The book originates in papers given at the Calvin500 conference in Geneva in 2009 and includes material from e.g. Henri Blocher, Hughes Oliphant Old, Daryl Hart, R. Scott Clark, Anthony Lane, Mike Horton, Bruce McCormack, and Herman Selderhuis. There are 23 chapters broadly divided into three, looking at ‘Calvin’s Times,’ ‘Calvin’s Topics,’ and ‘Calvin Today and Tomorrow.’ The first section covers Calvin’s contribution as, for example, a lawyer, a Frenchman, a preacher, a commentator, and a liturgist. The second examines things like his teaching on worship, assurance, soteriology, and the Lord’s Supper. The final section looks at his ongoing impact in areas such as the arts.

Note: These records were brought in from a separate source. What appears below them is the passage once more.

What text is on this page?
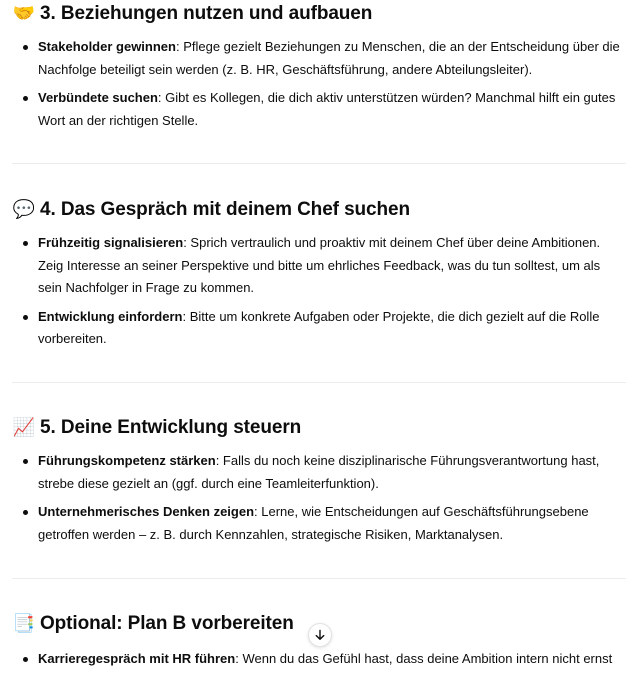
🤝 3. Beziehungen nutzen und aufbauen
Stakeholder gewinnen: Pflege gezielt Beziehungen zu Menschen, die an der Entscheidung über die Nachfolge beteiligt sein werden (z. B. HR, Geschäftsführung, andere Abteilungsleiter).
Verbündete suchen: Gibt es Kollegen, die dich aktiv unterstützen würden? Manchmal hilft ein gutes Wort an der richtigen Stelle.
💬 4. Das Gespräch mit deinem Chef suchen
Frühzeitig signalisieren: Sprich vertraulich und proaktiv mit deinem Chef über deine Ambitionen. Zeig Interesse an seiner Perspektive und bitte um ehrliches Feedback, was du tun solltest, um als sein Nachfolger in Frage zu kommen.
Entwicklung einfordern: Bitte um konkrete Aufgaben oder Projekte, die dich gezielt auf die Rolle vorbereiten.
📈 5. Deine Entwicklung steuern
Führungskompetenz stärken: Falls du noch keine disziplinarische Führungsverantwortung hast, strebe diese gezielt an (ggf. durch eine Teamleiterfunktion).
Unternehmerisches Denken zeigen: Lerne, wie Entscheidungen auf Geschäftsführungsebene getroffen werden – z. B. durch Kennzahlen, strategische Risiken, Marktanalysen.
📑 Optional: Plan B vorbereiten
Karrieregespräch mit HR führen: Wenn du das Gefühl hast, dass deine Ambition intern nicht ernst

It is worth picking out a few highlights. George Knight III’s study of Calvin as a commentator is very useful indeed, as it reminds us that Calvin is more than the theologian of the Institutes and was in fact a skilled and diligent commentator on scripture who sought primarily to understand God as he has revealed himself there and anchored all his theologizing in the word. It is always worth remembering his stated principle in commentating of ‘lucid brevity,’ which was unusual in his day (and something many modern commentators have long forgotten!). Here is a preacher who writes commentaries for preachers.  A.T.B. McGowan on Calvin’s doctrine of scripture is an examination of the issue of inerrancy from one who himself has caused ripples recently through his own published views on the subject. McGowan concludes that Calvin is neither an inerrantist nor an errantist but an infallibilist, who bases the authority of scripture on the connection between word and Spirit. He dismisses the syllogism, ‘God is perfect. Scripture is God’s word. Therefore the original autographs of scripture were perfect’ as Baconian rationalism, which I think is an inadequate response, and so this chapter is less edifying, for all its stimulating argument.

Finally, Jae Sung Kim gives us a fascinating snapshot of Calvin’s ongoing impact in Asia, particularly in the Presbyterian churches there. His bold conclusion is that ‘Embracing the Reformed faith and Calvinism as the best form of biblical Christianity is the only answer for Asians, as well as everybody else in the world.’ Now there is a courageous and passionate conviction to stir up some discussion amongst those in the wider Reformed world who have also been influenced both recently and in the dim and distant past, by the cultured Frenchman who offered his heart ‘promptly and sincerely to the Lord’ and continues to have a powerful ongoing ministry amongst us through his writings. Will his impact on the English-speaking church of the twenty-first century be as great as it was in the sixteenth?